ここ数年で肺がんの薬物治療の選択肢は格段に増えた。
適切な治療薬をいかに早く選ぶかが重要になっている。
 
だが、これまではどの遺伝子に変異があるかを特定するのに複数回の検査を行うことが少なくなかった。
 
今年2月、分子標的薬がある四つの遺伝子変異を同時に調べられる診断システムが薬事承認された。

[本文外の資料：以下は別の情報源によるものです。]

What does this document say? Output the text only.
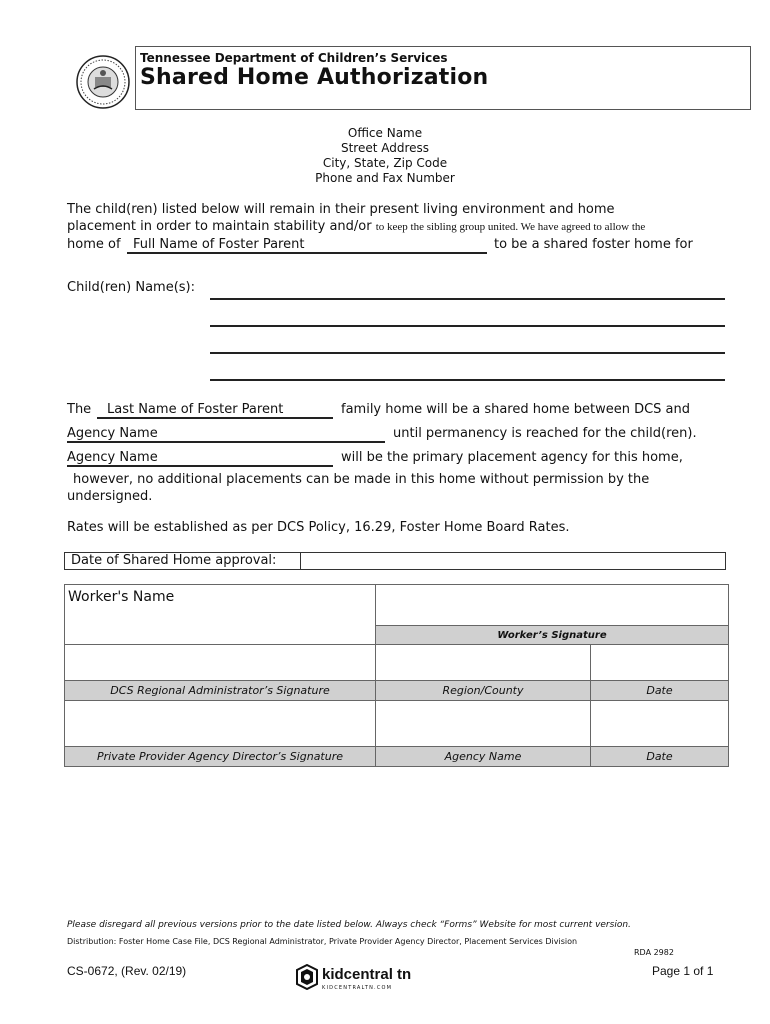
Tennessee Department of Children’s Services
Shared Home Authorization
Office Name
Street Address
City, State, Zip Code
Phone and Fax Number
The child(ren) listed below will remain in their present living environment and home
placement in order to maintain stability and/or to keep the sibling group united. We have agreed to allow the
home of Full Name of Foster Parent	to be a shared foster home for
Child(ren) Name(s):
The	Last Name of Foster Parent	family home will be a shared home between DCS and
Agency Name	until permanency is reached for the child(ren).
Agency Name	will be the primary placement agency for this home,
however, no additional placements can be made in this home without permission by the
undersigned.
Rates will be established as per DCS Policy, 16.29, Foster Home Board Rates.
Date of Shared Home approval:
Worker's Name		
	Worker’s Signature	

DCS Regional Administrator’s Signature	Region/County	Date

Private Provider Agency Director’s Signature	Agency Name	Date
Please disregard all previous versions prior to the date listed below. Always check “Forms” Website for most current version.
Distribution: Foster Home Case File, DCS Regional Administrator, Private Provider Agency Director, Placement Services Division
RDA 2982
CS-0672, (Rev. 02/19)	kidcentral tn
KIDCENTRALTN.COM
Page 1 of 1
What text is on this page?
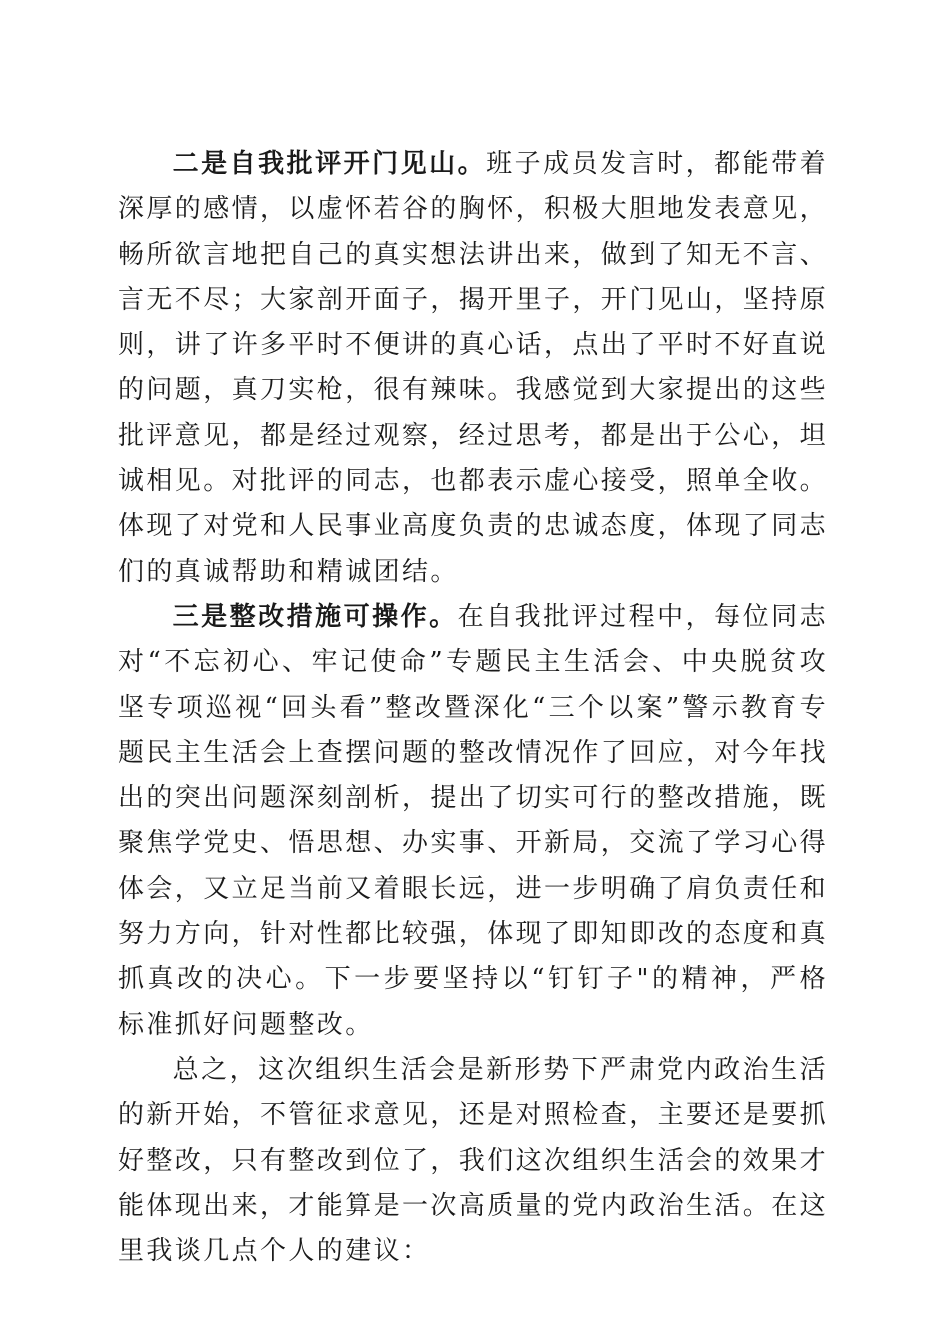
二是自我批评开门见山。班子成员发言时，都能带着深厚的感情，以虚怀若谷的胸怀，积极大胆地发表意见，畅所欲言地把自己的真实想法讲出来，做到了知无不言、言无不尽；大家剖开面子，揭开里子，开门见山，坚持原则，讲了许多平时不便讲的真心话，点出了平时不好直说的问题，真刀实枪，很有辣味。我感觉到大家提出的这些批评意见，都是经过观察，经过思考，都是出于公心，坦诚相见。对批评的同志，也都表示虚心接受，照单全收。体现了对党和人民事业高度负责的忠诚态度，体现了同志们的真诚帮助和精诚团结。

三是整改措施可操作。在自我批评过程中，每位同志对“不忘初心、牢记使命”专题民主生活会、中央脱贫攻坚专项巡视“回头看”整改暨深化“三个以案”警示教育专题民主生活会上查摆问题的整改情况作了回应，对今年找出的突出问题深刻剖析，提出了切实可行的整改措施，既聚焦学党史、悟思想、办实事、开新局，交流了学习心得体会，又立足当前又着眼长远，进一步明确了肩负责任和努力方向，针对性都比较强，体现了即知即改的态度和真抓真改的决心。下一步要坚持以“钉钉子"的精神，严格标准抓好问题整改。

总之，这次组织生活会是新形势下严肃党内政治生活的新开始，不管征求意见，还是对照检查，主要还是要抓好整改，只有整改到位了，我们这次组织生活会的效果才能体现出来，才能算是一次高质量的党内政治生活。在这里我谈几点个人的建议：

公的医療保険が適用されれば、検査が効率化すると期待されている。
 
一方、別の遺伝子変異が原因の肺がんの分子標的薬の開発も進んでいる。
日本肺癌学会や日本癌学会など4学会は昨年4月、数多くの遺伝子変異を同時に調べられる次世代シーケンサーを用いて治療薬の選択ができる診療態勢の確立を厚生労働省に提言した。
 
遺伝子変異を網羅的に調べる「遺伝子パネル検査」は昨年末に薬事承認され、近く保険が適用される見通しだ。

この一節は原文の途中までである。